The Bank of England (BoE) chose to keep rates on hold at today’s meeting in light of recent weakness in GDP, falling house prices, lower-than-expected inflation and, no doubt, Brexit uncertainty. There has been broad based weakness in economic data across the globe, ex-US, after a strong Q4 2017 that has led central banks to back away from rate hikes in the near term. That leaves the US Federal Reserve (Fed) with inflation at the 2% target as the outlier.
The market has also moved to price lower interest rates in longer maturity debt and fewer rate hikes in the future. This could be short sighted for two reasons. First, in a globalised world, inflation tends to move in tandem with the global output gap, which is the dominating factor in predicting domestic inflation. The BoE and Mark Carney have been at pains to speak about this when they were justifying their dovish stance in recent years when inflation was above their 2% target. They claimed, rightly, that it was down to imported inflation due to the weak pound. As US inflation hits the target, this argument should be repeated to remain alert to inflation when policy rates are at record lows.
Secondly, in the post crisis aftermath central bank policy has been slavishly followed by the market on the back of weak demand and deflation risks.
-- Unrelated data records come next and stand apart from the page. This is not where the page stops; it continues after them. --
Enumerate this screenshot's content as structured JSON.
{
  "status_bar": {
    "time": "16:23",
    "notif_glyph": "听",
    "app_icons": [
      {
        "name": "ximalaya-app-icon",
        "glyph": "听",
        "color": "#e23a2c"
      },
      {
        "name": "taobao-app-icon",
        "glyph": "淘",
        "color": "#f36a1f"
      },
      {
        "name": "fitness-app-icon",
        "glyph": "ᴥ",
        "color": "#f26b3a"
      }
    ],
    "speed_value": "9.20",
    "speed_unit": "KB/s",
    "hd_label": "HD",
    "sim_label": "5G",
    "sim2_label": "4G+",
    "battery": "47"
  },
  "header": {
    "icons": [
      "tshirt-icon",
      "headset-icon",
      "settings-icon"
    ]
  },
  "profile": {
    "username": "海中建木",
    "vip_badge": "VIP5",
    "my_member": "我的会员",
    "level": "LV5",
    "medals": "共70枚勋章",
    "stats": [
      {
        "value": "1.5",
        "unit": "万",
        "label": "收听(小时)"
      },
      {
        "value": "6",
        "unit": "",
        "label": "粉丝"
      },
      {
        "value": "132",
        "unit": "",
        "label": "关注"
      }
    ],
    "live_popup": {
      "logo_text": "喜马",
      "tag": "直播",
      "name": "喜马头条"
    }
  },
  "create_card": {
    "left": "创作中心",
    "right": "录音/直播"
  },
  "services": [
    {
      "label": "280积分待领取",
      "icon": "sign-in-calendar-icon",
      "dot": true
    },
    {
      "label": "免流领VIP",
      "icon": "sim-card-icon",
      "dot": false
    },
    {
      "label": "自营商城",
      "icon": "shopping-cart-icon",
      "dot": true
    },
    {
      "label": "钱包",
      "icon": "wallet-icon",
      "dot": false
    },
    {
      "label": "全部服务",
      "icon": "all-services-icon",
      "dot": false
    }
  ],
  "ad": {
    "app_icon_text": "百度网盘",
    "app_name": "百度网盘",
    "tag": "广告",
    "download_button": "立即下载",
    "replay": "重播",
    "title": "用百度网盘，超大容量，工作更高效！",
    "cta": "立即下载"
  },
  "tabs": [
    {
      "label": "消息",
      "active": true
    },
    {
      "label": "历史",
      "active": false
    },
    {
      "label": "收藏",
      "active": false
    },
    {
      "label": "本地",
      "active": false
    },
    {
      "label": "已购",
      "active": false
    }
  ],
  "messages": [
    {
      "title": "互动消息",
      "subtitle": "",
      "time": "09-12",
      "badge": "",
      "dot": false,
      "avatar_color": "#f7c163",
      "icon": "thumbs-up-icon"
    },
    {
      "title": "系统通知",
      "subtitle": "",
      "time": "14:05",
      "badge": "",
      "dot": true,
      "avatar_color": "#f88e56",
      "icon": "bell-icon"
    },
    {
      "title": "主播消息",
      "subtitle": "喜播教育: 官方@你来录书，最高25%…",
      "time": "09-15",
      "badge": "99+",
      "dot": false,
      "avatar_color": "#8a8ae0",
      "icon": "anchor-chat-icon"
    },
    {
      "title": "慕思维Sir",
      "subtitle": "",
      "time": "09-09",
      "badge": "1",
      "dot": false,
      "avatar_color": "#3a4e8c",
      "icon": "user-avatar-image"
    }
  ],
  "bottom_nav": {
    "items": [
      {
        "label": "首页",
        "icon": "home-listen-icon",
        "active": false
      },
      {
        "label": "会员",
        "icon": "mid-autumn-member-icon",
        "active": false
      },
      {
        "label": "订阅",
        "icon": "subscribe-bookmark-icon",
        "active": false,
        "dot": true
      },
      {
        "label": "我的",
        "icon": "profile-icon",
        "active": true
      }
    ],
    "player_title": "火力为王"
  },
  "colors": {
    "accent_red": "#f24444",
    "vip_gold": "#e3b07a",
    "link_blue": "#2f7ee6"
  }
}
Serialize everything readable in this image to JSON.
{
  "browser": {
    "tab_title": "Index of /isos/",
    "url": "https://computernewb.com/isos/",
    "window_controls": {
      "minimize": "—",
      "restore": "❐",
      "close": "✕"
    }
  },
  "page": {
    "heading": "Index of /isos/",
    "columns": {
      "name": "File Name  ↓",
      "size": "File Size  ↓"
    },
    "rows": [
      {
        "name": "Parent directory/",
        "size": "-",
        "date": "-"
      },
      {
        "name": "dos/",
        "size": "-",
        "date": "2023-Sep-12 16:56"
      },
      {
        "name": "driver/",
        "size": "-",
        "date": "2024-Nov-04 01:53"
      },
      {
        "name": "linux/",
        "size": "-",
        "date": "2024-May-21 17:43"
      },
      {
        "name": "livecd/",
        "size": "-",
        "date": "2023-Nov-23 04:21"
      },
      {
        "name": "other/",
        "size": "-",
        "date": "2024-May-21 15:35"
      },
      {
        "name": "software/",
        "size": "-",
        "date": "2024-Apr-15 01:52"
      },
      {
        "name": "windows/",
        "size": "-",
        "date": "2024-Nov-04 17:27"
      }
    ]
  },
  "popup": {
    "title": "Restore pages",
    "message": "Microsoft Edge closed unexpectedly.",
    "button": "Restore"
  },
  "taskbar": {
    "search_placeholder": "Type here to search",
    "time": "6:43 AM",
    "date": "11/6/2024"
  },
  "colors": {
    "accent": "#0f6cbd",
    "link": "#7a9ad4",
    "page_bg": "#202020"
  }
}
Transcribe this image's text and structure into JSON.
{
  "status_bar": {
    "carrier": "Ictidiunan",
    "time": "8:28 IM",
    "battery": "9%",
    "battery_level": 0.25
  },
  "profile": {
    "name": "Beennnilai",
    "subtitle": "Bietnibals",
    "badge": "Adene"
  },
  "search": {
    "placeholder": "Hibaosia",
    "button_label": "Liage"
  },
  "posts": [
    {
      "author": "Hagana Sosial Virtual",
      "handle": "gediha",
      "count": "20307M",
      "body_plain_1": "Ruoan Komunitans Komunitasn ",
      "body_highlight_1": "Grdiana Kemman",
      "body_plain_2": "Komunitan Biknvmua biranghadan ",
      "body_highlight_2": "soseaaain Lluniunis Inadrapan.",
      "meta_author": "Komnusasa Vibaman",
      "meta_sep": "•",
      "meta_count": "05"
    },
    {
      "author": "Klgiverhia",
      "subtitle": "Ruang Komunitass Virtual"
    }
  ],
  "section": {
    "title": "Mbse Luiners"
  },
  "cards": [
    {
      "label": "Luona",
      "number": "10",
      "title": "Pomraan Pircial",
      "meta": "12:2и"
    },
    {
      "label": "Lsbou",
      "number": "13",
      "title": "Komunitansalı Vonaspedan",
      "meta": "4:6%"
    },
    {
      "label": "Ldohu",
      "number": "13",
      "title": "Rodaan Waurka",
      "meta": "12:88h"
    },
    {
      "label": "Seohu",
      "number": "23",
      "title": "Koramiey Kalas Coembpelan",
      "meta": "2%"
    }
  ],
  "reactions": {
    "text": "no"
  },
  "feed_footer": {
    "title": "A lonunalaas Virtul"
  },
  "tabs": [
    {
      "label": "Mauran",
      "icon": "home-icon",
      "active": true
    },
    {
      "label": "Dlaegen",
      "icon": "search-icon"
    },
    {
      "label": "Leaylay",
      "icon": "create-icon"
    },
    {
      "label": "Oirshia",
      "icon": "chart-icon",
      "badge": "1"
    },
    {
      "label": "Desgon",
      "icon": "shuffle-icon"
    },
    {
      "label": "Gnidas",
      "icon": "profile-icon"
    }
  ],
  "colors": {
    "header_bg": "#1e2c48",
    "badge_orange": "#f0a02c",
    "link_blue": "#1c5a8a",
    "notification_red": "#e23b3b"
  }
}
This isn’t the case now as negative inflation fear has become a distant memory. With output gaps closing, seeing a weak patch in growth is unfortunate but is not the only consideration as supply constraints rise in importance. The markets avid focus on what central banks will do at their next meeting should be left to the crisis era as demand in the economy catches up with supply. This is before the lack of population growth due to a Brexit exodus and lower levels of investment are taken into account, and amounts to a supply shock for the UK. The BoE should remain vigilant and the market should look towards the inevitable endgame of higher UK interest rates and price them accordingly.